Still, through the years there has been a sheepishness over being — how shall I put this? — jerks. Oh, sure, there have always been large pockets of vainglorious ignoramuses, vociferous opponents of those most in need of compassion and assistance. But even when people felt this way, they also were loath to admit it too loudly, because they knew they might be upbraided for it, or because they knew it was wrong, or because, at some level, they instinctively knew that all men are Jews, including them, even if they are self-hating ones.

The lesson I take away from 2015 is that this is no longer true. In 2015 something snapped. We lost our last dram of shame. We got the spectacle of one of our two major parties — in its entirety — not only dumping on immigrants but also smearing them, not only detesting the poor and powerless but also declaring their major goal to deny them health insurance. And tens of millions cheered — cheered their own churlishness. Donald Trump’s candidacy first arose, and it has been maintained on rage against immigrants. Moreover, he is the first presidential candidate in my recollection who openly ridicules the poor as “losers.” (Mitt Romney at least did it behind closed doors.) But where Trump goes, every single Republican candidate, and nearly all the Republican electorate, follows. We might very well wind up in 2016 with a president whose platform is one of hate: not hate disguised as political ideology, just plain hate.

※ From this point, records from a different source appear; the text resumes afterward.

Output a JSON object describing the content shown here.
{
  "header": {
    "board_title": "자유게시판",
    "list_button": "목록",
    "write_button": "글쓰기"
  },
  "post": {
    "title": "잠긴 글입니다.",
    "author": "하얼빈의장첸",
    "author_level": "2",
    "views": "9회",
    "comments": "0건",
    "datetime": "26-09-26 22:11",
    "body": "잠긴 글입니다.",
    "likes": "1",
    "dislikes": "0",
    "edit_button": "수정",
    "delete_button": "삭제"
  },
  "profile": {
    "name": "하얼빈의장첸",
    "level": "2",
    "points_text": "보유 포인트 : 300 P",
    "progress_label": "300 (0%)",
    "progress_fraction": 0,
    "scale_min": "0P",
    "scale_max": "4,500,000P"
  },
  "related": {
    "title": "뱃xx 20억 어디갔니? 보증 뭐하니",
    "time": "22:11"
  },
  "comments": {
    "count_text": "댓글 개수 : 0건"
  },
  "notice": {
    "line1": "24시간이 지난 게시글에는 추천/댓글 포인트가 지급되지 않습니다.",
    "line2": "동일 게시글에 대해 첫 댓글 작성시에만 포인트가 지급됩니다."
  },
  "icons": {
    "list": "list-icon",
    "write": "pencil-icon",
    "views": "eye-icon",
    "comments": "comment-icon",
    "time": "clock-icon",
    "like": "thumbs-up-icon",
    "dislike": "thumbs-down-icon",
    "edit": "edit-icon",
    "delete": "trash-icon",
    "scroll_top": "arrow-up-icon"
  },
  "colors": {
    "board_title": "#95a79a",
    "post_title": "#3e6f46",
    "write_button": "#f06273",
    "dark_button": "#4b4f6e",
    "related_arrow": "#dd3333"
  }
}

The prevailing political meme in America over the past decade has been polarization. We hear constantly that an ideological chasm separates Democrats from Republicans, liberals from conservatives. That is certainly true. But this year we discovered that America may not be just polarized. It may be cracked — cracked not so much ideologically, though it is, as morally and psychologically. The first permits us to make equivalencies; our differences are just a matter of politics. The second doesn’t. America has “come out.” It isn’t pretty, but it isn’t likely to be fixed, because to do so would require not fixing politics but repairing the human soul.

In 2015, then, we found out that Malamud’s metaphysical, metaphorical assertion that all men are Jews no longer holds, if it ever really did. Some men are Jews. Some have lost their capacity to feel, and in doing so have lost their decency. The fault line between the two is the one that runs across our country now and across us.

Neal Gabler is the author of “An Empire of Their Own: How the Jews Invented Hollywood” (Crown, 1998). He is currently at work on a biography of the later senator Edward Kennedy.